Ron and Katoko loved to travel. They took many trips throughout the United States and to more than 40 countries. Ron took up jogging in 1978. He gradually worked up to completing his first of three San Francisco Marathons in 1982. In 1988, Ron and Kenji took a cross-country bike ride from Seattle to Chicago. Ron was an avid jazz fan, serving on the board of the Palo Alto Jazz Alliance and traveling to Cuba in 2000 on a jazz-oriented trip. He participated in writing classes through the Palo Alto Adult School.

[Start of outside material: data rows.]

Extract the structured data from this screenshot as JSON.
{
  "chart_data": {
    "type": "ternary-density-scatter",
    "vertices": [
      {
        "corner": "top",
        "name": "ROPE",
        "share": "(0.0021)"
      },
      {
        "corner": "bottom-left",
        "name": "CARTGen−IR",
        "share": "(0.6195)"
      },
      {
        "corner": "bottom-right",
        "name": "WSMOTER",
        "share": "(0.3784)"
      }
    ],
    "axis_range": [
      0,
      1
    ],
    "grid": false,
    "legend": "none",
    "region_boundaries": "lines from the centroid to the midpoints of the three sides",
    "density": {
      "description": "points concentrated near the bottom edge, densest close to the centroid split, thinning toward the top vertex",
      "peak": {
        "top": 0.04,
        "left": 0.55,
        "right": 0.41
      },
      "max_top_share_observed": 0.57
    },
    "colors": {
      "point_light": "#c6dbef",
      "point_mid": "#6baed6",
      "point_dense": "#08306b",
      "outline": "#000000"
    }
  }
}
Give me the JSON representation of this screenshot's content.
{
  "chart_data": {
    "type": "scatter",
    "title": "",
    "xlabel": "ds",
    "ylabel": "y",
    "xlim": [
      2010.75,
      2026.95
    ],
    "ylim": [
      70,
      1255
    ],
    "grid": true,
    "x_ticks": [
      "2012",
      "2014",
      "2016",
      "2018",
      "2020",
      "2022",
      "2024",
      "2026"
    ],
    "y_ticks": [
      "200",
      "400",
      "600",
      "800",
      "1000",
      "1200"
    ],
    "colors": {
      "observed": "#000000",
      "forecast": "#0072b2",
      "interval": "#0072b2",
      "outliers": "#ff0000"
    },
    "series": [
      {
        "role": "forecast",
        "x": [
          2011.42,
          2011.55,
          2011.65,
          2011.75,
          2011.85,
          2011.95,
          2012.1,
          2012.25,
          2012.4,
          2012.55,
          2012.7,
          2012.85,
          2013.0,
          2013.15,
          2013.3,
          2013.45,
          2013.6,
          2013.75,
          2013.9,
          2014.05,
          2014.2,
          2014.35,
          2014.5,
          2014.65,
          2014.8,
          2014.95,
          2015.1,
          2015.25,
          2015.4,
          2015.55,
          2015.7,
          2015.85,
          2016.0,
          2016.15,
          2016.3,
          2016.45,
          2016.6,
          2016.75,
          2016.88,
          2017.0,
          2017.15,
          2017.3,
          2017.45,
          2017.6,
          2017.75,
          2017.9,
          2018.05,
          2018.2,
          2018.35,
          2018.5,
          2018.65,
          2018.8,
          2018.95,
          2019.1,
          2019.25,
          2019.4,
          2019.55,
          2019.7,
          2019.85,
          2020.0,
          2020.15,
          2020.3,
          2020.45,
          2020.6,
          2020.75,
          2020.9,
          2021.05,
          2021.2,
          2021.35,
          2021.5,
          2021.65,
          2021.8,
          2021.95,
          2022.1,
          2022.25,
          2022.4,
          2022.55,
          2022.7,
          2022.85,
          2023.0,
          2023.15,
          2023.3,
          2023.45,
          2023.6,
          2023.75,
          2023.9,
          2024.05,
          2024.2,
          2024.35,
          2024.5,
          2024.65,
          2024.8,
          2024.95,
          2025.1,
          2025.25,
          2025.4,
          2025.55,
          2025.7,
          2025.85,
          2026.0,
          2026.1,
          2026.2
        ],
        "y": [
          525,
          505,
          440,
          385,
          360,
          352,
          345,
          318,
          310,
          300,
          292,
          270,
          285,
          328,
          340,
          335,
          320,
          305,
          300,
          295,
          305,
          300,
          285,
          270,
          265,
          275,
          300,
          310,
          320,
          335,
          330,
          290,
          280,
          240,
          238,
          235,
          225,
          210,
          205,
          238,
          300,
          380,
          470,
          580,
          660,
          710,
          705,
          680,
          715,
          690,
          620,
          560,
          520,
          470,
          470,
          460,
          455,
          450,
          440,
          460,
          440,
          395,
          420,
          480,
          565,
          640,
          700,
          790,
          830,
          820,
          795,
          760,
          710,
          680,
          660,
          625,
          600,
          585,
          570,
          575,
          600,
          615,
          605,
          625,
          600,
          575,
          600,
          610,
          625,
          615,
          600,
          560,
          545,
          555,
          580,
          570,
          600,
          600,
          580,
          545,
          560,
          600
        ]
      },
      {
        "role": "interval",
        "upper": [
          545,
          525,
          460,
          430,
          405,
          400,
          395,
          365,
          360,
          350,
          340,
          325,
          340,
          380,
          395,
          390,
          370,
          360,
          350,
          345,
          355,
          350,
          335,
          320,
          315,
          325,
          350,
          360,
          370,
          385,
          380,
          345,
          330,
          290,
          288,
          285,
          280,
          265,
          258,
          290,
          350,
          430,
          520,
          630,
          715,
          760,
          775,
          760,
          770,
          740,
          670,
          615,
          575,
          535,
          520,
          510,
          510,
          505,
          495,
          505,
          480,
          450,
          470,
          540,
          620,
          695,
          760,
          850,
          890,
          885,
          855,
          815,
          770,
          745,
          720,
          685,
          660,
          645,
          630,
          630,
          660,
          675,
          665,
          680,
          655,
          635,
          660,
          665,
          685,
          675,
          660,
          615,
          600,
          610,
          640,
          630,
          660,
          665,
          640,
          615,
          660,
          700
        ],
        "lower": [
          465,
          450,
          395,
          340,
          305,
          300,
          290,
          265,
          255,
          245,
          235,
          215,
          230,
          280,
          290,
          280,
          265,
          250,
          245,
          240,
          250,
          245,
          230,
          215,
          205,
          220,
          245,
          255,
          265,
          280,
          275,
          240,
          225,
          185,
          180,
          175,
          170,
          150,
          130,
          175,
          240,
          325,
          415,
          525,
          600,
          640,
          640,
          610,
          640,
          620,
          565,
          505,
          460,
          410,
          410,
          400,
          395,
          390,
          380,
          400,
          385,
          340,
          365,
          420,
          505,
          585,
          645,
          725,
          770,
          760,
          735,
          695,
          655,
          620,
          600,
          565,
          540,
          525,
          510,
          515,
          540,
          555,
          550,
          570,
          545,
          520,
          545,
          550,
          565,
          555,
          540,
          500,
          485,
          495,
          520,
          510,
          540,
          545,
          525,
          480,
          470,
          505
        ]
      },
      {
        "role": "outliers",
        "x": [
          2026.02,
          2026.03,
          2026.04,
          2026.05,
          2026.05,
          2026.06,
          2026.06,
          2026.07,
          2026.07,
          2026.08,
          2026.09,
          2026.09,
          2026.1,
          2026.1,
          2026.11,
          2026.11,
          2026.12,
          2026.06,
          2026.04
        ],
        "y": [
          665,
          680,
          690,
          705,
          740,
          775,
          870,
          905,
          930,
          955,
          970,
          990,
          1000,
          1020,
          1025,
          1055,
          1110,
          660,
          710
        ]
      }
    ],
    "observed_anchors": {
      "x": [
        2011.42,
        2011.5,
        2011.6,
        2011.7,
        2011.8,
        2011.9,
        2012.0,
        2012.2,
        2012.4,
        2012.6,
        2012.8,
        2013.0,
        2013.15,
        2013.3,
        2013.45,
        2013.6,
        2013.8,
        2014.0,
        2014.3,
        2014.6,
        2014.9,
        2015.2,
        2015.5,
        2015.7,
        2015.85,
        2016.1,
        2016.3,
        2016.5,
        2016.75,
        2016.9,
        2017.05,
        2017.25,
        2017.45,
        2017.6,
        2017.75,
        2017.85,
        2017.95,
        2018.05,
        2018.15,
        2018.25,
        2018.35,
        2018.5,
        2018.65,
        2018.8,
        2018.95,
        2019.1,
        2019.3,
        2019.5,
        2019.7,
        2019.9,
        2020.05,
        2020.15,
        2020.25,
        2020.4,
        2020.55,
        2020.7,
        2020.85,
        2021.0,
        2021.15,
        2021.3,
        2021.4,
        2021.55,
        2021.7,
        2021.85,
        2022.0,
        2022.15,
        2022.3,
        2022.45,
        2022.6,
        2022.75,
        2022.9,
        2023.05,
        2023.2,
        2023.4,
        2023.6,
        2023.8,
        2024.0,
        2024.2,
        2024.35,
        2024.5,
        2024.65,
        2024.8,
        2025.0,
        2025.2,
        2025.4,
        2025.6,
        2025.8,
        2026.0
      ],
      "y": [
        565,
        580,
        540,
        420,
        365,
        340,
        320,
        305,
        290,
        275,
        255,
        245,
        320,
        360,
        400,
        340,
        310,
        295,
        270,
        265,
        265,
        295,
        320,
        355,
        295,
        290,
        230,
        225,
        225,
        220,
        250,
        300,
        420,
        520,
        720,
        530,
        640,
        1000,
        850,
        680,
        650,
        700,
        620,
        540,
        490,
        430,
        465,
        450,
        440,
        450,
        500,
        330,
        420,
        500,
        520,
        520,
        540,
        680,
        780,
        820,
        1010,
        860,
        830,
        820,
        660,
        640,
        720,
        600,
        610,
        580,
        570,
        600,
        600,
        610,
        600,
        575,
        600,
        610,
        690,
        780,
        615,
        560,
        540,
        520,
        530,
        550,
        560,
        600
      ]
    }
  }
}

Ron’s feelings of comfort began to erode due to Quakers’ apparent bias in favor of Palestinians over Israelis. It came to a head in 2006 over what Ron identified as antisemitic posts on the meeting listserv. When a clearness process failed to soothe the conflict, both parties felt too uncomfortable to attend meeting any longer.

Ron continued working at SLAC and closely related jobs for the remainder of his professional career, retiring in 2000.

Ron and Katoko were very close with their four grandsons, taking them on trips and reveling in their recitals, presentations, sporting events, and graduations.

Ron was predeceased by Katoko, who died of cancer in 2013. He is survived by two children, Naomi (Neil Simmons) and Kenji (Cindy Lamerson); and four grandchildren.